In response to Reaves’ actions, the disgruntled members and the church’s board of trustees filed a lawsuit in April 2019, seeking the court’s intervention to remove Reaves as pastor. However, Judge George Overton, presiding over a two-day trial in December 2021, ruled in favor of Reaves, stating that the termination had not followed the church’s bylaws adequately. Overton also deemed Reaves’ notice of termination as insufficient.

The congregation’s hopes for justice now lie with the Pennsylvania Superior Court, which accepted their appeal last October. They aim to reverse Judge Overton’s ruling and restore harmony within the church. However, the legal battle is not the only challenge they face.

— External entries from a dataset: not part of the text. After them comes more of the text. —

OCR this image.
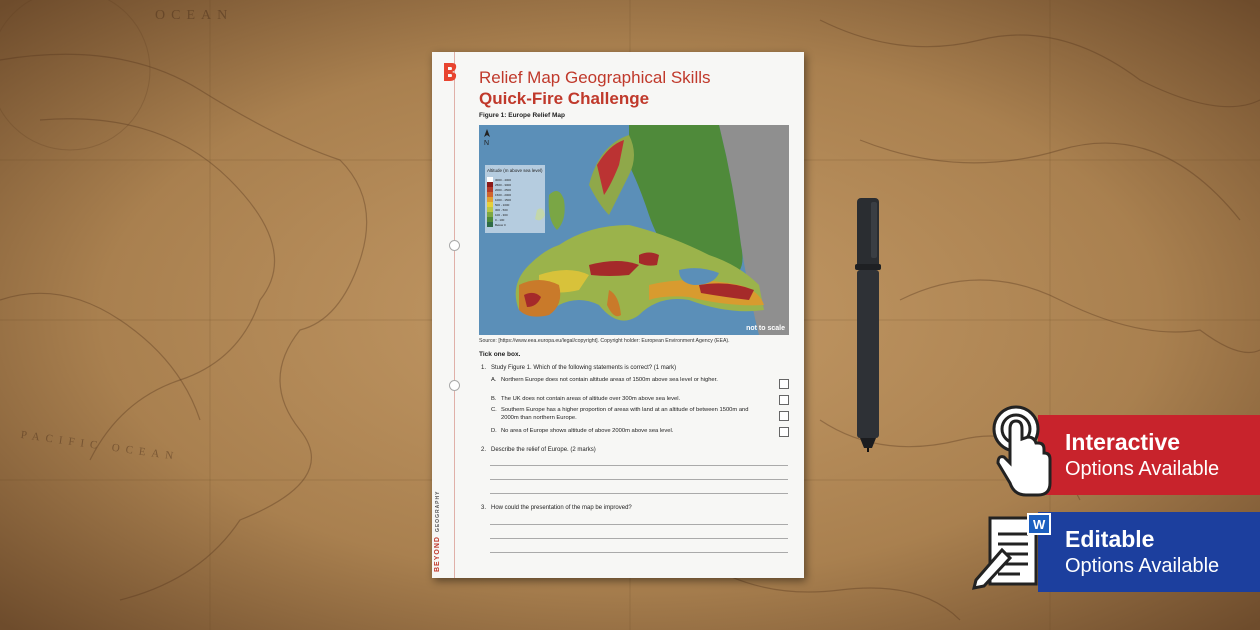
OCEAN
PACIFIC OCEAN
BEYONDGEOGRAPHY
Relief Map Geographical Skills
Quick-Fire Challenge
Figure 1: Europe Relief Map
Altitude (m above sea level)
3000 - 4000
2500 - 3000
2000 - 2500
1500 - 2000
1000 - 1500
500 - 1000
300 - 500
100 - 300
0 - 100
Below 0
N
not to scale
Source: [https://www.eea.europa.eu/legal/copyright]. Copyright holder: European Environment Agency (EEA).
Tick one box.
1. Study Figure 1. Which of the following statements is correct? (1 mark)
A. Northern Europe does not contain altitude areas of 1500m above sea level or higher.
B. The UK does not contain areas of altitude over 300m above sea level.
C. Southern Europe has a higher proportion of areas with land at an altitude of between 1500m and 2000m than northern Europe.
D. No area of Europe shows altitude of above 2000m above sea level.
2. Describe the relief of Europe. (2 marks)
3. How could the presentation of the map be improved?
Interactive
Options Available
Editable
Options Available
W
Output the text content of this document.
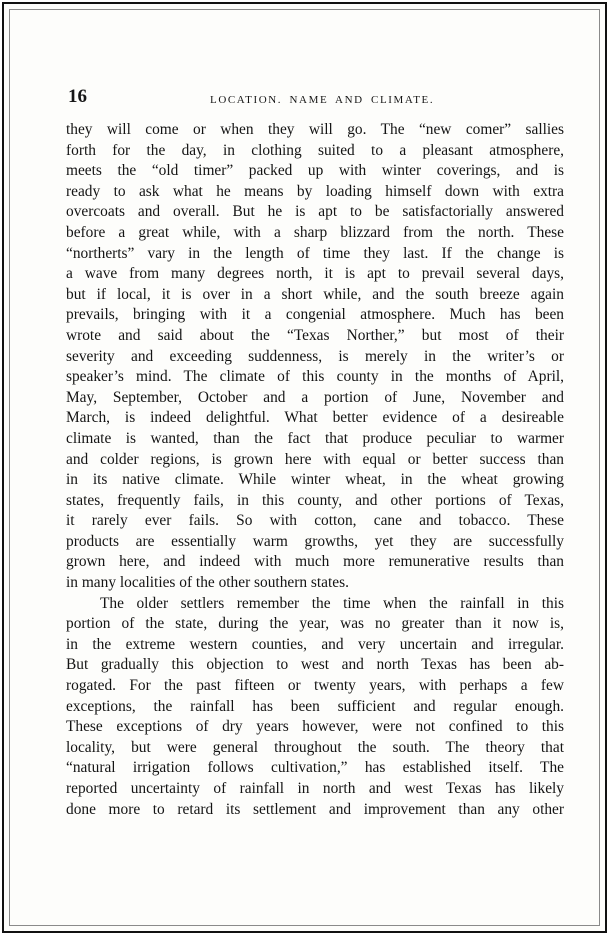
16	LOCATION. NAME AND CLIMATE.
they will come or when they will go. The “new comer” sallies
forth for the day, in clothing suited to a pleasant atmosphere,
meets the “old timer” packed up with winter coverings, and is
ready to ask what he means by loading himself down with extra
overcoats and overall. But he is apt to be satisfactorially answered
before a great while, with a sharp blizzard from the north. These
“northerts” vary in the length of time they last. If the change is
a wave from many degrees north, it is apt to prevail several days,
but if local, it is over in a short while, and the south breeze again
prevails, bringing with it a congenial atmosphere. Much has been
wrote and said about the “Texas Norther,” but most of their
severity and exceeding suddenness, is merely in the writer’s or
speaker’s mind. The climate of this county in the months of April,
May, September, October and a portion of June, November and
March, is indeed delightful. What better evidence of a desireable
climate is wanted, than the fact that produce peculiar to warmer
and colder regions, is grown here with equal or better success than
in its native climate. While winter wheat, in the wheat growing
states, frequently fails, in this county, and other portions of Texas,
it rarely ever fails. So with cotton, cane and tobacco. These
products are essentially warm growths, yet they are successfully
grown here, and indeed with much more remunerative results than
in many localities of the other southern states.
The older settlers remember the time when the rainfall in this
portion of the state, during the year, was no greater than it now is,
in the extreme western counties, and very uncertain and irregular.
But gradually this objection to west and north Texas has been ab-
rogated. For the past fifteen or twenty years, with perhaps a few
exceptions, the rainfall has been sufficient and regular enough.
These exceptions of dry years however, were not confined to this
locality, but were general throughout the south. The theory that
“natural irrigation follows cultivation,” has established itself. The
reported uncertainty of rainfall in north and west Texas has likely
done more to retard its settlement and improvement than any other
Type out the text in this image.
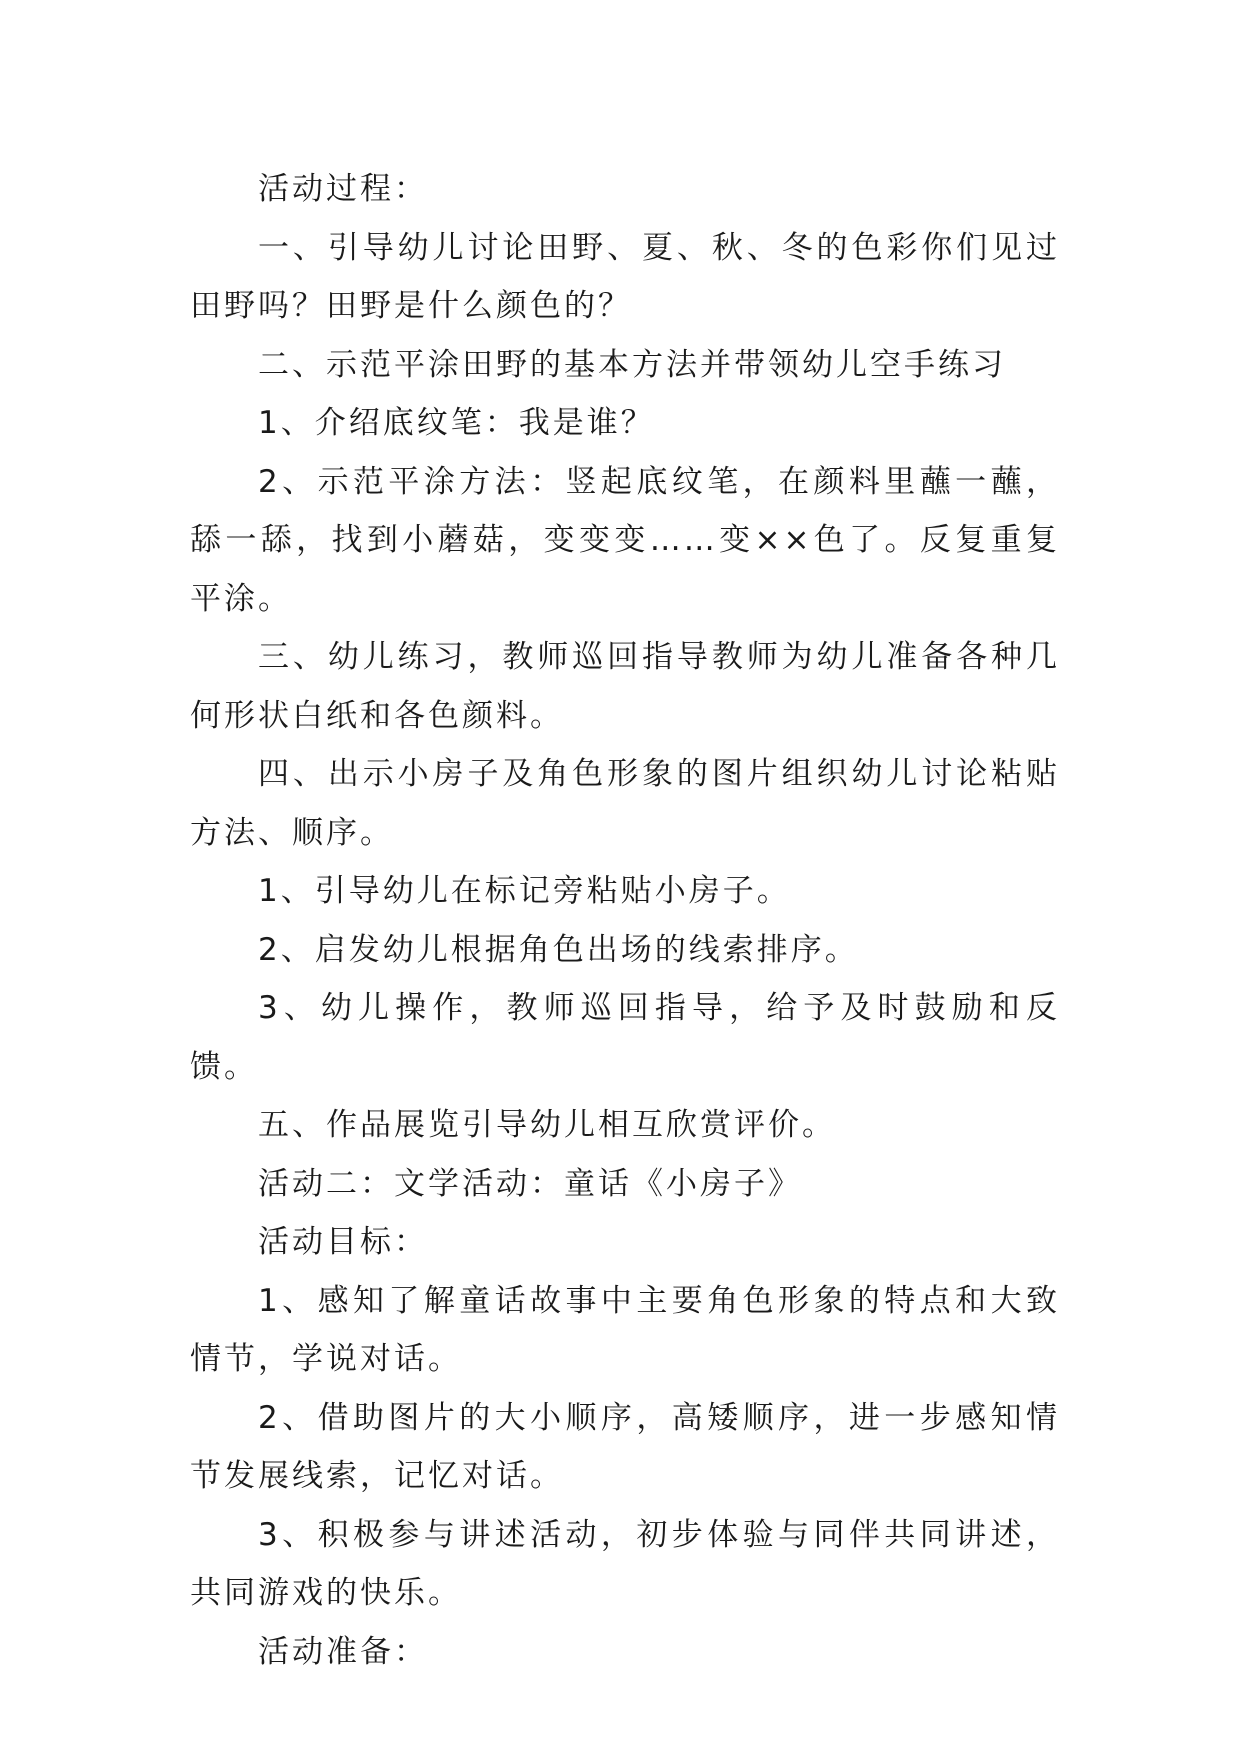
活动过程：

一、引导幼儿讨论田野、夏、秋、冬的色彩你们见过田野吗？田野是什么颜色的？

二、示范平涂田野的基本方法并带领幼儿空手练习

1、介绍底纹笔：我是谁？

2、示范平涂方法：竖起底纹笔，在颜料里蘸一蘸，舔一舔，找到小蘑菇，变变变……变××色了。反复重复平涂。

三、幼儿练习，教师巡回指导教师为幼儿准备各种几何形状白纸和各色颜料。

四、出示小房子及角色形象的图片组织幼儿讨论粘贴方法、顺序。

1、引导幼儿在标记旁粘贴小房子。

2、启发幼儿根据角色出场的线索排序。

3、幼儿操作，教师巡回指导，给予及时鼓励和反馈。

五、作品展览引导幼儿相互欣赏评价。

活动二：文学活动：童话《小房子》

活动目标：

1、感知了解童话故事中主要角色形象的特点和大致情节，学说对话。

2、借助图片的大小顺序，高矮顺序，进一步感知情节发展线索，记忆对话。

3、积极参与讲述活动，初步体验与同伴共同讲述，共同游戏的快乐。

活动准备：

The church’s location in South Philadelphia has experienced rapid gentrification, resulting in soaring property prices. Some members expressed concerns that if the conflict persists, the church may be compelled to sell its premises to developers who could convert it into condominiums. With three adjacent condominiums already priced at $2 million each, the fear of losing their cherished place of worship to the forces of gentrification adds an extra layer of urgency to their fight.

Despite the trials they face, members like Barry Canady remain committed to their cause. They refuse to abandon New Central Baptist Church and seek solace elsewhere. Canady staunchly affirms, “God didn’t put it on my heart and mind to go somewhere else. I’m not going to do it. It’s New Central or nothing.”